What Asta could do if she were of a warlike mind: machines of awful death, things to flip fire and venom over a distance, crushing machines, machines of ardent substance ready to explode; the strange nun is so excited by ideas she forgets to consider consequence.

People who work in technology tend not to fare well in Groff’s fiction: Arcadia features two brothers, Leif, a computer animator who takes over and essentially destroys the commune that forms the center of the novel, and Erik, who is “fatty as a doughnut, spinach stuck in his teeth, an engineer,” and survives by making “boredom his lifeboat.” Asta has terrible table manners too, but as a woman doing a man’s job, she is given more sympathetic treatment. Still, the innovations she designs on Marie’s orders—the labyrinth, the reservoir—are destructive in ways the nuns can barely see. Animals flee their dens and nests, trees that had endured since the Romans are swallowed up by rising waters, and the groundwork is laid for centuries of mechanical innovation and ecological catastrophe.

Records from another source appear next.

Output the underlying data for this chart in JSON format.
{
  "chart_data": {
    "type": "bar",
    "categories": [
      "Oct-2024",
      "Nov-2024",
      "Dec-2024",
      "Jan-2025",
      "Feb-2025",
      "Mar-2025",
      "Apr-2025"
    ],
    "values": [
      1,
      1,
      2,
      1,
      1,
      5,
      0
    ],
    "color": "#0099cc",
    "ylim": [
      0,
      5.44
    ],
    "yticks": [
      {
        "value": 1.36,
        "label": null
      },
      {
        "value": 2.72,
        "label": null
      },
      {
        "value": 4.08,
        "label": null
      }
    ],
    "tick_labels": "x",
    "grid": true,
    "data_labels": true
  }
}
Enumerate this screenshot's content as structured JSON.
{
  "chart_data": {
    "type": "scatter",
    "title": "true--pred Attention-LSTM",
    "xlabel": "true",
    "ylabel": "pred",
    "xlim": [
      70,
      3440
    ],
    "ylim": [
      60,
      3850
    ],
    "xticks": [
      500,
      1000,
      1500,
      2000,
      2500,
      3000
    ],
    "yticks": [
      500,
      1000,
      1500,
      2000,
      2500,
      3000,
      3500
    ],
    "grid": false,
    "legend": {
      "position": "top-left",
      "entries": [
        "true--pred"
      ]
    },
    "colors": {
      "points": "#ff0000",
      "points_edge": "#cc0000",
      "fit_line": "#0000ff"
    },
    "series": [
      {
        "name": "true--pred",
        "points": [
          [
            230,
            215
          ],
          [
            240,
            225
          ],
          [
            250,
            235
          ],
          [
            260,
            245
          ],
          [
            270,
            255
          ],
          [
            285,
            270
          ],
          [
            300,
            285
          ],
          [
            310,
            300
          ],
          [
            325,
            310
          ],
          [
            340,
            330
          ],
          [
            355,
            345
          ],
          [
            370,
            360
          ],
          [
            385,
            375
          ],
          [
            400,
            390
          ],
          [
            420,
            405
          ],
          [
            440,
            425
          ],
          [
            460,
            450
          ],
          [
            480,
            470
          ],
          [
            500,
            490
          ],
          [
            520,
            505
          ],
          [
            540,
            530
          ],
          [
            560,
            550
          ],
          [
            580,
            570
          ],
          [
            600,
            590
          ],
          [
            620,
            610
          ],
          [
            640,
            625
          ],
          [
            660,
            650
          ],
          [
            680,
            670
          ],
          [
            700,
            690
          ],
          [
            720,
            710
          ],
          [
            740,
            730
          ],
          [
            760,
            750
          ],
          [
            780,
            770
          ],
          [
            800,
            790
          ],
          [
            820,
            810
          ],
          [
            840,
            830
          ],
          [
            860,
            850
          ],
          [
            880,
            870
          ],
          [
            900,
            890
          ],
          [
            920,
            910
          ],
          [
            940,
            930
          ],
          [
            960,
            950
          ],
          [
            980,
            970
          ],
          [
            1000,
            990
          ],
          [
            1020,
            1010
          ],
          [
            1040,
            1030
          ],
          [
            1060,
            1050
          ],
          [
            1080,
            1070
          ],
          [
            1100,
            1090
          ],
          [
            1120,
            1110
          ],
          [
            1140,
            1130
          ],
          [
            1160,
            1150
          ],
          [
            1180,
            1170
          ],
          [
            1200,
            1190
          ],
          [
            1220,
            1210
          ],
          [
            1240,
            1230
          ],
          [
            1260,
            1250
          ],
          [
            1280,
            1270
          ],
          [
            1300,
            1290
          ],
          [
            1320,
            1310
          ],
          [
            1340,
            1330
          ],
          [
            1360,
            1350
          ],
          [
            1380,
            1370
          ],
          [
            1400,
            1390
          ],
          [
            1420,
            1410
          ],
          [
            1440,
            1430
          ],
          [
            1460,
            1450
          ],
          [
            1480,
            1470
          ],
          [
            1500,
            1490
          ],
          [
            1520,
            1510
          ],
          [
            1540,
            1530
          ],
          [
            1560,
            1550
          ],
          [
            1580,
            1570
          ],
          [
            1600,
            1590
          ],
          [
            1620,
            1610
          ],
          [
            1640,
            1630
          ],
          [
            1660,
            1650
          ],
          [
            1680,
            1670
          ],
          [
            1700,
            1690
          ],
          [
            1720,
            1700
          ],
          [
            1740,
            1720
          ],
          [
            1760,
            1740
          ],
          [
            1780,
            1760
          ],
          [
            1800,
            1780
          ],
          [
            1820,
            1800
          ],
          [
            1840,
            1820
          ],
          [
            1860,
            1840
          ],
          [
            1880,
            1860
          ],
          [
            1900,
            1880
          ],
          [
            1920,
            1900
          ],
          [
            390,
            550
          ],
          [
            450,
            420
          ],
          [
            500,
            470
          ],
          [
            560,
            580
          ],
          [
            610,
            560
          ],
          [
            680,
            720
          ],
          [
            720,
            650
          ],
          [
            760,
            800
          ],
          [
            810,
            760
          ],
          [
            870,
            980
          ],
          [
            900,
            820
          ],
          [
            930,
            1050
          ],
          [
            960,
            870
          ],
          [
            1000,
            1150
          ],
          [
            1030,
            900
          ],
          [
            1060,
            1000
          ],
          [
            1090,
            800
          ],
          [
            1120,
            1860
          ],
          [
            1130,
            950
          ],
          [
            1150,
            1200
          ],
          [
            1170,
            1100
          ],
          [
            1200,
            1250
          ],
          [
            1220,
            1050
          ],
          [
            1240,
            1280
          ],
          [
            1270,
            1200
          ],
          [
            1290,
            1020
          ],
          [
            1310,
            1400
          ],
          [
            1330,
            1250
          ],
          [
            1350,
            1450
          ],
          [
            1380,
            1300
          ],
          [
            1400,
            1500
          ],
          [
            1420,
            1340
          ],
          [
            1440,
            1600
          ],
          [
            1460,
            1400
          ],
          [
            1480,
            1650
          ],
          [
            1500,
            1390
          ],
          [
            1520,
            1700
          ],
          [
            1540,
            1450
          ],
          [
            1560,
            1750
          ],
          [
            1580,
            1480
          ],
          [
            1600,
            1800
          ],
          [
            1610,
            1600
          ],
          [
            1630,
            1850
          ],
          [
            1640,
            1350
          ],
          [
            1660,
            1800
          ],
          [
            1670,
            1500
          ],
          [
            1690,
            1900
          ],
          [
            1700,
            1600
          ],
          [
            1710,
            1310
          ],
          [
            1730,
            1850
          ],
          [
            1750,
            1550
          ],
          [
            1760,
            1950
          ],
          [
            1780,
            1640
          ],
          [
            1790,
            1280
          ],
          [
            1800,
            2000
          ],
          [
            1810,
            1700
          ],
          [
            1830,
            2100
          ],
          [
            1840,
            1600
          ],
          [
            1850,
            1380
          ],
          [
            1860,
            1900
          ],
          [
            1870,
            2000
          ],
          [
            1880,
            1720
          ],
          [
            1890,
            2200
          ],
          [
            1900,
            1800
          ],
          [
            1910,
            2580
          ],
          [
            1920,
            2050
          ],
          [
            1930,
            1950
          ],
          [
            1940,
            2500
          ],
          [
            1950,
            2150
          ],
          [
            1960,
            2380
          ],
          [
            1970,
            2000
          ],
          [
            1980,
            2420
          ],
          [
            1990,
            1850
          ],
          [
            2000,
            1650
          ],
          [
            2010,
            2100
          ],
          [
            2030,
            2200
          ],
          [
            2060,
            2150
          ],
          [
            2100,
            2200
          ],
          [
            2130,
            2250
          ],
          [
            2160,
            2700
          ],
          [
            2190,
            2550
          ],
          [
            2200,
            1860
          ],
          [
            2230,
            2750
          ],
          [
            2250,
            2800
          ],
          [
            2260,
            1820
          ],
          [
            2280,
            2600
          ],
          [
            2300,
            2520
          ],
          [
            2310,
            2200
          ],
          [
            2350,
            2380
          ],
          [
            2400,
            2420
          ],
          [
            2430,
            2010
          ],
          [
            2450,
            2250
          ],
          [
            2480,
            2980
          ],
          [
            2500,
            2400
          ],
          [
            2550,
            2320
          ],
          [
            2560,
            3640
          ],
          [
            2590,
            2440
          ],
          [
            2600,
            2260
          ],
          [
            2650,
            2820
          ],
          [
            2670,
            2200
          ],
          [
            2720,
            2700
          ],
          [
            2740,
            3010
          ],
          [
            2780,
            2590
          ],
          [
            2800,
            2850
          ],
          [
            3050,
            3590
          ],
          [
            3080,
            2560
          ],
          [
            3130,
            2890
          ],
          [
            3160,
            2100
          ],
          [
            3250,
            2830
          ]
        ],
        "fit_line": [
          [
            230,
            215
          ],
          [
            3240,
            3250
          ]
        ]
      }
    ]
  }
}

Having crafted a heroine who leans in to monastic administration with gusto, creating a collaborative feminist utopia in which the elderly and disabled are cared for, artists and architects are given the opportunity to fulfill their talents, and skillful oral sex is a standard part of the benefits package, Groff finds her creation overshadowed by a larger concern—the end of the world. This motif has thrummed through her work for years: Arcadia closed with an impressively prescient pandemic, and her enthralling 2018 short story collection, Florida, was, among other things, a meditation on climate change. Marie’s ambition makes her a proto-capitalist, causing small-scale environmental disasters beyond her understanding. Only near the end does she realize that despite her holiness, “deep within she has coveted her own rebellious pride.”

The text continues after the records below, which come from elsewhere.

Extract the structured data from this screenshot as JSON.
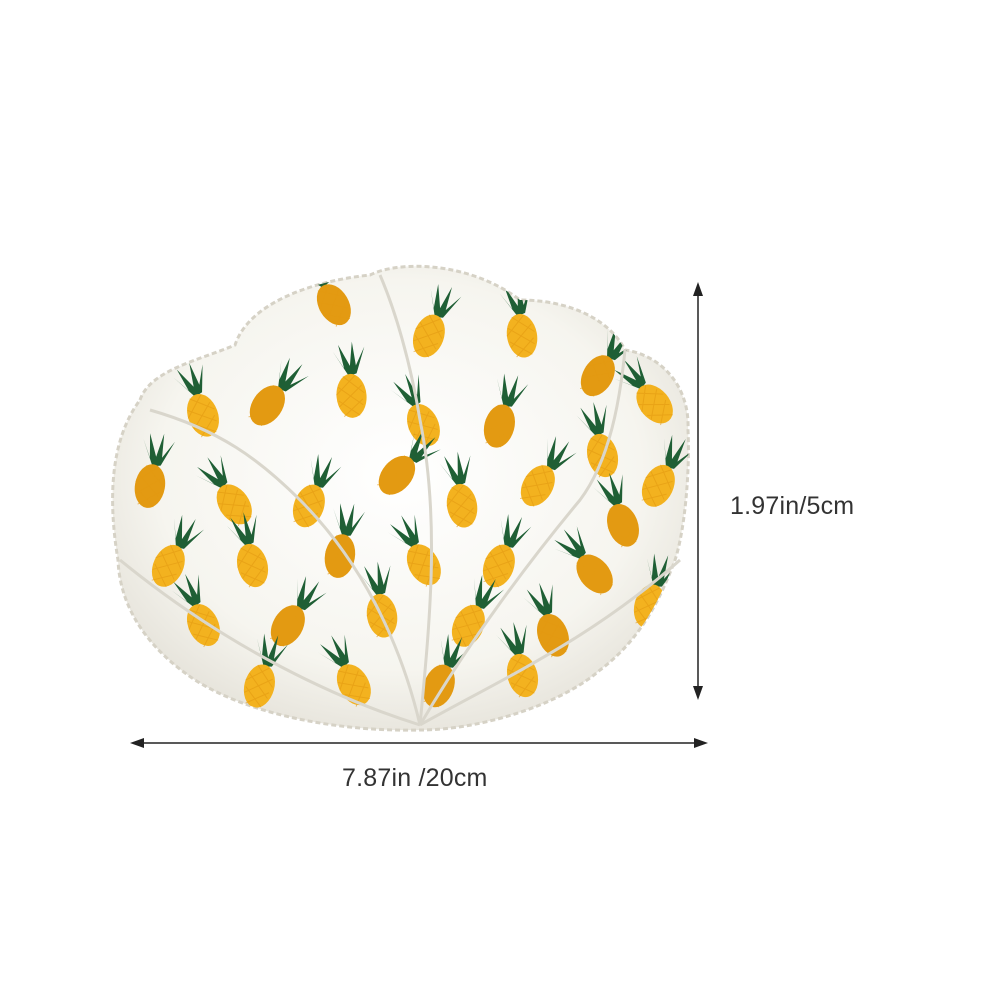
{
  "product": {
    "name": "pineapple-print bowl cozy",
    "colors": {
      "fabric": "#f8f7f2",
      "fabric_shadow": "#e6e4dc",
      "pineapple_body": "#f3b21f",
      "pineapple_body_dark": "#e39a12",
      "leaves": "#1f5f35",
      "stitch": "#cfcbbf"
    }
  },
  "dimensions": {
    "height_label": "1.97in/5cm",
    "width_label": "7.87in /20cm",
    "arrow_color": "#222222"
  }
}
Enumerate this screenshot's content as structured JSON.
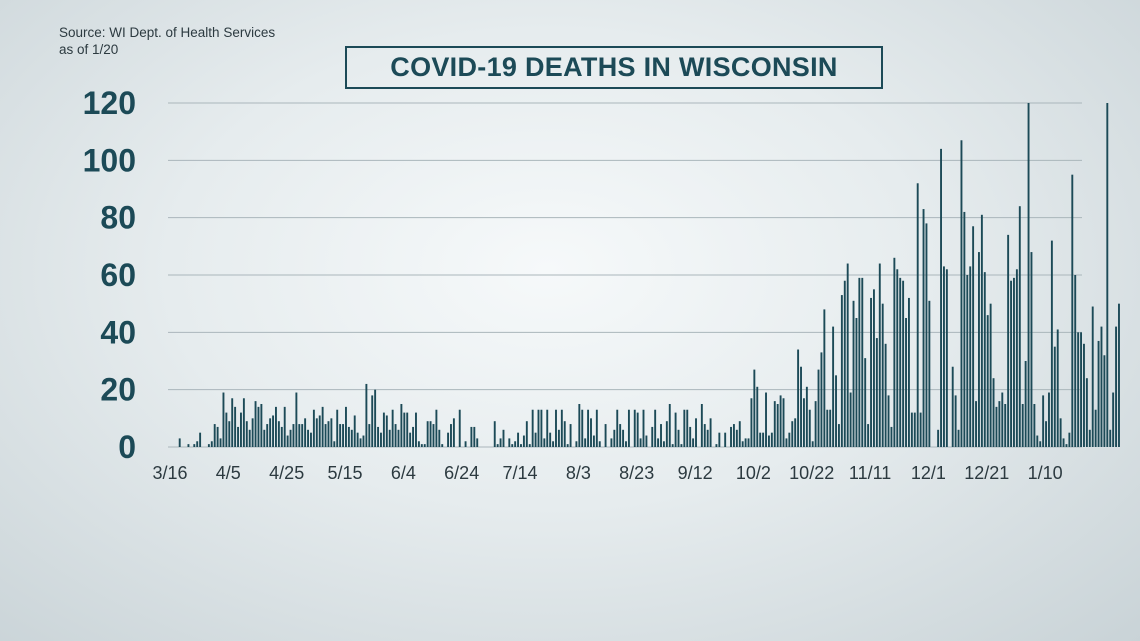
{
  "source": {
    "line1": "Source: WI Dept. of Health Services",
    "line2": "as of 1/20"
  },
  "colors": {
    "bar": "#1c4a57",
    "grid": "#aab6bb",
    "text": "#1c4a57"
  },
  "chart_data": {
    "type": "bar",
    "title": "COVID-19 DEATHS IN WISCONSIN",
    "xlabel": "",
    "ylabel": "",
    "ylim": [
      0,
      120
    ],
    "yticks": [
      0,
      20,
      40,
      60,
      80,
      100,
      120
    ],
    "grid": true,
    "x_tick_labels": [
      {
        "label": "3/16",
        "day": 0
      },
      {
        "label": "4/5",
        "day": 20
      },
      {
        "label": "4/25",
        "day": 40
      },
      {
        "label": "5/15",
        "day": 60
      },
      {
        "label": "6/4",
        "day": 80
      },
      {
        "label": "6/24",
        "day": 100
      },
      {
        "label": "7/14",
        "day": 120
      },
      {
        "label": "8/3",
        "day": 140
      },
      {
        "label": "8/23",
        "day": 160
      },
      {
        "label": "9/12",
        "day": 180
      },
      {
        "label": "10/2",
        "day": 200
      },
      {
        "label": "10/22",
        "day": 220
      },
      {
        "label": "11/11",
        "day": 240
      },
      {
        "label": "12/1",
        "day": 260
      },
      {
        "label": "12/21",
        "day": 280
      },
      {
        "label": "1/10",
        "day": 300
      }
    ],
    "series": [
      {
        "values": [
          0,
          0,
          0,
          3,
          0,
          0,
          1,
          0,
          1,
          2,
          5,
          0,
          0,
          1,
          2,
          8,
          7,
          3,
          19,
          12,
          9,
          17,
          14,
          7,
          12,
          17,
          9,
          6,
          10,
          16,
          14,
          15,
          6,
          8,
          10,
          11,
          14,
          9,
          7,
          14,
          4,
          6,
          8,
          19,
          8,
          8,
          10,
          6,
          5,
          13,
          10,
          11,
          14,
          8,
          9,
          10,
          2,
          13,
          8,
          8,
          14,
          7,
          6,
          11,
          5,
          3,
          4,
          22,
          8,
          18,
          20,
          7,
          5,
          12,
          11,
          6,
          13,
          8,
          6,
          15,
          12,
          12,
          5,
          7,
          12,
          2,
          1,
          1,
          9,
          9,
          8,
          13,
          6,
          1,
          0,
          5,
          8,
          10,
          0,
          13,
          0,
          2,
          0,
          7,
          7,
          3,
          0,
          0,
          0,
          0,
          0,
          9,
          1,
          3,
          6,
          0,
          3,
          1,
          2,
          5,
          1,
          4,
          9,
          1,
          13,
          5,
          13,
          13,
          3,
          13,
          5,
          2,
          13,
          6,
          13,
          9,
          1,
          8,
          0,
          2,
          15,
          13,
          3,
          13,
          10,
          4,
          13,
          2,
          0,
          8,
          0,
          3,
          6,
          13,
          8,
          6,
          2,
          13,
          0,
          13,
          12,
          3,
          13,
          4,
          0,
          7,
          13,
          3,
          8,
          2,
          9,
          15,
          1,
          12,
          6,
          1,
          13,
          13,
          7,
          3,
          10,
          0,
          15,
          8,
          6,
          10,
          0,
          1,
          5,
          0,
          5,
          0,
          7,
          8,
          6,
          9,
          2,
          3,
          3,
          17,
          27,
          21,
          5,
          5,
          19,
          4,
          5,
          16,
          15,
          18,
          17,
          3,
          5,
          9,
          10,
          34,
          28,
          17,
          21,
          13,
          2,
          16,
          27,
          33,
          48,
          13,
          13,
          42,
          25,
          8,
          53,
          58,
          64,
          19,
          51,
          45,
          59,
          59,
          31,
          8,
          52,
          55,
          38,
          64,
          50,
          36,
          18,
          7,
          66,
          62,
          59,
          58,
          45,
          52,
          12,
          12,
          92,
          12,
          83,
          78,
          51,
          0,
          0,
          6,
          104,
          63,
          62,
          0,
          28,
          18,
          6,
          107,
          82,
          60,
          63,
          77,
          16,
          68,
          81,
          61,
          46,
          50,
          24,
          14,
          16,
          19,
          15,
          74,
          58,
          59,
          62,
          84,
          15,
          30,
          120,
          68,
          15,
          4,
          2,
          18,
          9,
          19,
          72,
          35,
          41,
          10,
          3,
          1,
          5,
          95,
          60,
          40,
          40,
          36,
          24,
          6,
          49,
          13,
          37,
          42,
          32,
          120,
          6,
          19,
          42,
          50
        ]
      }
    ]
  }
}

The recognition that a woman’s desire for power is no purer than a man’s would be a remarkable twist in an otherwise uninterrupted encomium, if Groff had followed through on it. Instead, she rescues Marie from any responsibility for her actions. As the novel closes, the now elderly abbess ruminates on the lake of fire in Revelation 19:20, understanding in it a prediction of global warming: “Marie suspects this fiery end would be the stone and the soil and the waters of the earth itself, through human folly and greed made too hot for it to be willing to bear any more life upon its back.” When, after her death, the monastery’s new abbess burns the book in which Marie records her divine revelations, Groff’s narrator laments the loss of “visions that might have shown a different path for the next millennium.” Instead of taking part in the great, foolish chain of human ambition, Marie is an ignored prophetess who might have saved the world from itself.

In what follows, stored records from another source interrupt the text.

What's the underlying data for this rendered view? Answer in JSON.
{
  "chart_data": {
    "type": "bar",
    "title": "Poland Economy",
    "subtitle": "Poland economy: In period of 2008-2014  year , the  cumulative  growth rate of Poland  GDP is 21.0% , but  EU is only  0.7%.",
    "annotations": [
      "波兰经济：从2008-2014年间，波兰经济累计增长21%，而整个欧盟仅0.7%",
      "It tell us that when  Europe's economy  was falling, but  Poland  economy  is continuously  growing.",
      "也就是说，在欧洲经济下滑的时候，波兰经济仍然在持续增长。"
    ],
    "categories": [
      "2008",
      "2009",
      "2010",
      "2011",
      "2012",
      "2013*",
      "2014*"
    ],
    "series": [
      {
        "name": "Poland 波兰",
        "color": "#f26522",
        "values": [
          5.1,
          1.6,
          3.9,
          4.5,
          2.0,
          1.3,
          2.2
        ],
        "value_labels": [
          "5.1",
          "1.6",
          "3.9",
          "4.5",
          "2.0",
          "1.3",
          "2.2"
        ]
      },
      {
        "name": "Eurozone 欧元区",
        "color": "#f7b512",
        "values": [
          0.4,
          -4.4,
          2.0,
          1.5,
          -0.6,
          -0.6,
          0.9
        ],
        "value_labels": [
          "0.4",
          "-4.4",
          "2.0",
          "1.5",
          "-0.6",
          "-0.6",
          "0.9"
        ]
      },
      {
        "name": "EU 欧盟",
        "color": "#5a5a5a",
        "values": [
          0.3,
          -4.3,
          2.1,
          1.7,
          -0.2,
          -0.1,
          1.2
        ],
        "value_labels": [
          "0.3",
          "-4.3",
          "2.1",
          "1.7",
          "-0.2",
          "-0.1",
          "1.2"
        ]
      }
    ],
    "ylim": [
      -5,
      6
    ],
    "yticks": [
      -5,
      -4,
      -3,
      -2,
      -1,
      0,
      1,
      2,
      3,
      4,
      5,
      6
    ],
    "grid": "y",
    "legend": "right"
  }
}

In the historical timeline, the one we have to live in, writing by medieval women did survive. The entrancing lais that play such a small part in Groff’s story, and that were very likely written by a woman, endure in five manuscripts. The fables attributed to the same writer survive in twenty-five copies. Some of the fictional Marie’s feminist visions are directly inspired by those of a real twelfth-century abbess, Hildegard of Bingen, from whom we have a vast body of letters and treatises. The past swallowed the brilliance of many women, but not all. Difficult as it is to face the prospect of a planet “too hot to bear humanity,” as Marie predicts in her final epiphany, perhaps it’s even harder to acknowledge that ours is a world women helped create.